I introduced myself while Moody stood warily at my side.

Two-Week Vacation

Her name was Judy. Her Iranian-born husband was a construction contractor in New York City, who had remained there while Judy brought her two children to Iran to visit their grandparents. They were in the midst of a two-week vacation. How I envied her airplane ticket, her passport, her exit visa. But I could tell her none of this with Moody lurking next to me.

Judy introduced us to the Iranian man, her brother-in-law, Ali. As soon as Ali learned that Moody was a doctor, he mentioned that he was trying to obtain a medical visa to visit the United States for treatment of a heart condition. Judy added that she was flying to Frankfurt the following week, where she would visit the American Embassy to try to get the visa for him.

They were interested in the advice of an Iranian-American doctor. Suddenly glorying in his status, Moody let his attention drift away from me and onto himself.

The girls jumped off the slide and decided to play on the swings, so Judy and I followed them. Once out of earshot from Moody, I wasted no time.

'I'm a Hostage Here'

"I'm a hostage here," I whispered. "You've got to help me. Please go to the American Embassy in Frankfurt and tell them that I am here. They must do something to help me.

"He doesn't let me talk to people," I said. "I have been imprisoned here and I haven't had contact with my family."

We exchanged phone numbers and planned to meet again at the park soon. The brief walk home was exhilarating. Moody was in high spirits. The effects of his buoyed prestige blinded him to the fact that I had just spoken privately with an American woman.

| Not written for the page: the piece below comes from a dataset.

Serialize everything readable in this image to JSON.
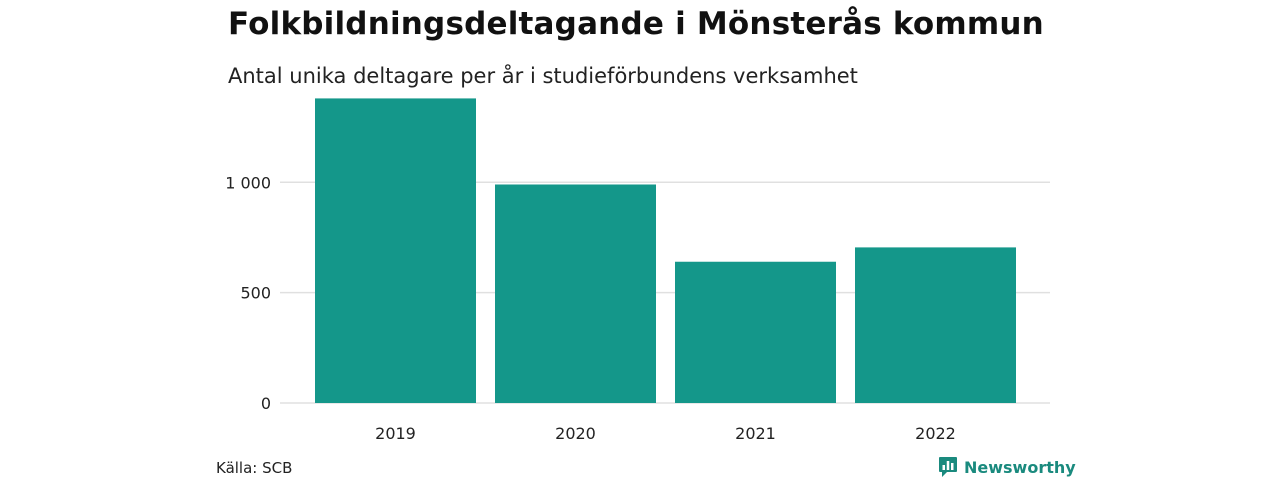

Judy worked quickly. Two days later she called and invited Mahtob and me to meet her at the park. I held a faint hope that Moody would let us go by ourselves, but he had a pattern established. He seemed not to suspect any conspiracy, but he was determined to keep us in view.

A short, bearded Iranian man, about 30 years old, was with Judy in the park this time. She introduced him to us as Rasheed, the office manager of a large medical clinic. Moody was delighted to launch yet another medical conversation, and began to ply the man with questions about licensing procedures in Iran. Meanwhile, Judy and I once more moved ahead to speak privately.

"Don't worry," she said, "Rasheed knows all about your situation. He will be careful what he says to your husband. We were hoping to speak with you alone, but he knows to keep him busy so you and I can talk."

Dinner Invitation

Then she explained the next step of the plan. A few nights hence her mother-in-law was planning a farewell dinner partly for Judy and her children, and Judy had arranged for us to be invited.

Amid the hubbub of the dinner party, she hoped that I could talk privately with Rasheed, because, she said, "He knows people who take people out through Turkey."

The party at the home of Judy's mother-in-law was enlightening. The moment we entered the house we heard loud American music and saw the improbable sight of Shiite Moslems dancing to rock 'n' roll. The women were dressed in Western clothes, which none bothered to cover with chadors or roosaries .

The guests became my unwitting co-conspirators. They were so honored to have an American doctor at their feast that Moody was immediately surrounded by attentive listeners. He basked in their homage as Judy, with Moody's knowledge, drew me off to a bedroom. There, Rasheed was waiting.

"My friend takes people to Turkey," he said. "It costs $30,000."

"I don't care about the money," I responded. "I just want to get out with my daughter."

I knew that my family and friends could and would somehow raise whatever cash it took. "When can we go?" I asked anxiously.

"Right now he is in Turkey, and the weather will be getting bad soon. I do not know if you can go during the winter, until the snow melts. Call me in two weeks. I will check."

I encoded Rasheed's telephone number and added it to my address book.

On a marketing errand one day, I slipped into a store to call Rasheed, Judy's friend who had promised to contact the man who smuggled people into Turkey.

"He cannot take children," Rasheed said.

"Let me talk to him, please!" I begged. "I can carry Mahtob. It's no problem."